Security notification - WannaCrypt Ransomware cyber attack
May 29, 2017
Toshiba Corporation
Since May 12, 2017, the impact of the Ransomware called WannaCrypt (or WannaCry, WCry, Wanna Decryptor) has spread all over the world. This notification is to broadly inform to the customers of Toshiba products / systems (social infrastructure systems, enterprise information systems, business products and consumer products, etc.) about the impact and recommended countermeasures on WannaCrypt Ransomware.
(This notification does not report on the actual impact or damage to Toshiba products.)
Affected Products
Products using Microsoft® Windows® operating systems
Summary
WannaCrypt exploits Microsoft® Windows® file sharing vulnerability to infect.
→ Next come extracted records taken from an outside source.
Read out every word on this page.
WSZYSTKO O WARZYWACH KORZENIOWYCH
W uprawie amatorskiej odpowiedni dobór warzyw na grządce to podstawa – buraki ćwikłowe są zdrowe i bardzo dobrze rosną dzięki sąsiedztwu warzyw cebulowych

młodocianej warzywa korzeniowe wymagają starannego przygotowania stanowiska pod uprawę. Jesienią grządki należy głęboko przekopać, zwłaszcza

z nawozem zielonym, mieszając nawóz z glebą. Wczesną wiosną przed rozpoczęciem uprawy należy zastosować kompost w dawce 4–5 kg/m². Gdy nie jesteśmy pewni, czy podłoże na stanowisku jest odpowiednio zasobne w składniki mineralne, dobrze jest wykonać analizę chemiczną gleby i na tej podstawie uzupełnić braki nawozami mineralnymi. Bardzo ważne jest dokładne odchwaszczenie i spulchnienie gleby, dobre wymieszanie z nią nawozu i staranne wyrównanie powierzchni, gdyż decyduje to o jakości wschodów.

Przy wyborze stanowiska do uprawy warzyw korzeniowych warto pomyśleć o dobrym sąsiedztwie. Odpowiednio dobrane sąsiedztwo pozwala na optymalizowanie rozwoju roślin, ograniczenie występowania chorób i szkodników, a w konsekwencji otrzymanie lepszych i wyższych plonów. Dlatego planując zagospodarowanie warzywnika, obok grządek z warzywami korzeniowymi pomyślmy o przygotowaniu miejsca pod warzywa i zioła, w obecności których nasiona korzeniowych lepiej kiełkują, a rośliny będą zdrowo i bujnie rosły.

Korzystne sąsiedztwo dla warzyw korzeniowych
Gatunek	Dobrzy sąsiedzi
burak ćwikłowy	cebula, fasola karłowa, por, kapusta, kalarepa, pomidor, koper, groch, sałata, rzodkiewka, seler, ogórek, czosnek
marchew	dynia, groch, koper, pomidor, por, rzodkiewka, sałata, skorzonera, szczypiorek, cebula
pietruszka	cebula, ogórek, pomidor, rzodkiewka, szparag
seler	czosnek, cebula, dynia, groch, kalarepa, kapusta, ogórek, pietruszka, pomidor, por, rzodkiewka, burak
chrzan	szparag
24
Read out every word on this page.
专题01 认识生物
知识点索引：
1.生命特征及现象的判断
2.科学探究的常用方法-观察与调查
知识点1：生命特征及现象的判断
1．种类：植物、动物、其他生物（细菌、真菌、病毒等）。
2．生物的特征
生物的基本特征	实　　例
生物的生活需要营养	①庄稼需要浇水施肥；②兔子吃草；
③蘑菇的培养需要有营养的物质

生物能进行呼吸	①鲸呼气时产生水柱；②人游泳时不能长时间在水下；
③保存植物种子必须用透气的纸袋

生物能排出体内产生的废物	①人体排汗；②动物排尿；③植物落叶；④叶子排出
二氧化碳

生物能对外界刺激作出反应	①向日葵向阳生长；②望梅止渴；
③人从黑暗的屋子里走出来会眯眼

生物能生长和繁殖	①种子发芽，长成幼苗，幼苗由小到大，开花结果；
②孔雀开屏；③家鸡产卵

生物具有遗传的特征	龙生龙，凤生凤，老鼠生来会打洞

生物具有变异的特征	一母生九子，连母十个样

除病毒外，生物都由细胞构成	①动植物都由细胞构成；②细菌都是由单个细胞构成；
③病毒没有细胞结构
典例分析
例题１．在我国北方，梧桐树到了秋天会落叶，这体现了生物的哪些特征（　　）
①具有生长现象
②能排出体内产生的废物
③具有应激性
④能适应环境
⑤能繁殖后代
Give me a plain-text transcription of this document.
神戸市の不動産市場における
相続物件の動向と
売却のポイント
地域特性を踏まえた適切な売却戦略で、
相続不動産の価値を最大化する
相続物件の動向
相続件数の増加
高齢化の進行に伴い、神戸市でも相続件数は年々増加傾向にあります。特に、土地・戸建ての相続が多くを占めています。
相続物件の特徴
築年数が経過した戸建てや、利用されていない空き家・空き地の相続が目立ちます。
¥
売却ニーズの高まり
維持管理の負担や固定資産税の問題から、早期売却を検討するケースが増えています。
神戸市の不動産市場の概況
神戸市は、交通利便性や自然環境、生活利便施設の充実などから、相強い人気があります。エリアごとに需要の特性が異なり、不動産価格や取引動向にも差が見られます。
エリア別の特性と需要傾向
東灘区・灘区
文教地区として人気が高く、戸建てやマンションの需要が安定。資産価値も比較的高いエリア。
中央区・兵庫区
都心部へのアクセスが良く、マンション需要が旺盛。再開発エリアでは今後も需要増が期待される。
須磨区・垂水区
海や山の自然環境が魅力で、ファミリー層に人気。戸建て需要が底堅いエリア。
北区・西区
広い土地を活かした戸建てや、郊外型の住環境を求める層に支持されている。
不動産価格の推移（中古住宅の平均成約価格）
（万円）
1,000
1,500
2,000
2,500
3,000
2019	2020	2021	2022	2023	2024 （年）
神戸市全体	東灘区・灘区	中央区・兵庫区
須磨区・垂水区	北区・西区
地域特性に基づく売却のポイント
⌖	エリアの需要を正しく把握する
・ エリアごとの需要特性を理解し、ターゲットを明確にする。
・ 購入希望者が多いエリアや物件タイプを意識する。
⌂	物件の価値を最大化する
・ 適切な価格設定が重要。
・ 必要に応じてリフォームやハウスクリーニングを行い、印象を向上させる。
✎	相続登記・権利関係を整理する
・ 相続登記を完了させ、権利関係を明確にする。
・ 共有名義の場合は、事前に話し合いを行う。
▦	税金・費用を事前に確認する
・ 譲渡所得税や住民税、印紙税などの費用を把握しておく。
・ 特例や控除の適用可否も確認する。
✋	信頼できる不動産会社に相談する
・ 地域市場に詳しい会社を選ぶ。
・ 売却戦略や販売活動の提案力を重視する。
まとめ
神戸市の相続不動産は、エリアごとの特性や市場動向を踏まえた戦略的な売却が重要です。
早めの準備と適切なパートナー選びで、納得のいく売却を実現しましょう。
Once a system is infected, it encrypts the file and requests ransom (by bit coin) as decryption fee.
Recommended countermeasures
Toshiba Corporation recommends several countermeasures to protect your systems from cyber attacks, but not limited to:
- Install the latest Microsoft security patches on your Windows
- Update your antivirus software and its pattern file
- Take a backup of your system
- Don’t open any suspicious attached files and URLs of external site including e-mail
- Notify to employees on the malware and security countermeasure
If infected, the following actions are required:
- Restore from previously collected backup of your system
More Information
- ICS-CERT: ” Indicators Associated With WannaCry Ransomware”
https://www.cisa.gov/news-events/ics-alerts/ics-alert-17-135-01i
- Microsoft (MS) Customer Guidance for WannaCrypt Attacks
https://msrc.microsoft.com/blog/2017/05/customer-guidance-for-wannacrypt-attacks/
- Microsoft (MS) WannaCrypt ransomware worm targets out-of-date systems
https://www.microsoft.com/en-us/security/blog/2017/05/12/wannacrypt-ransomware-worm-targets-out-of-date-systems/
Legal Disclaimer
This notification does not indicate explicitly or implicitly any kind of guarantee or warranty, including the suitability of Toshiba products.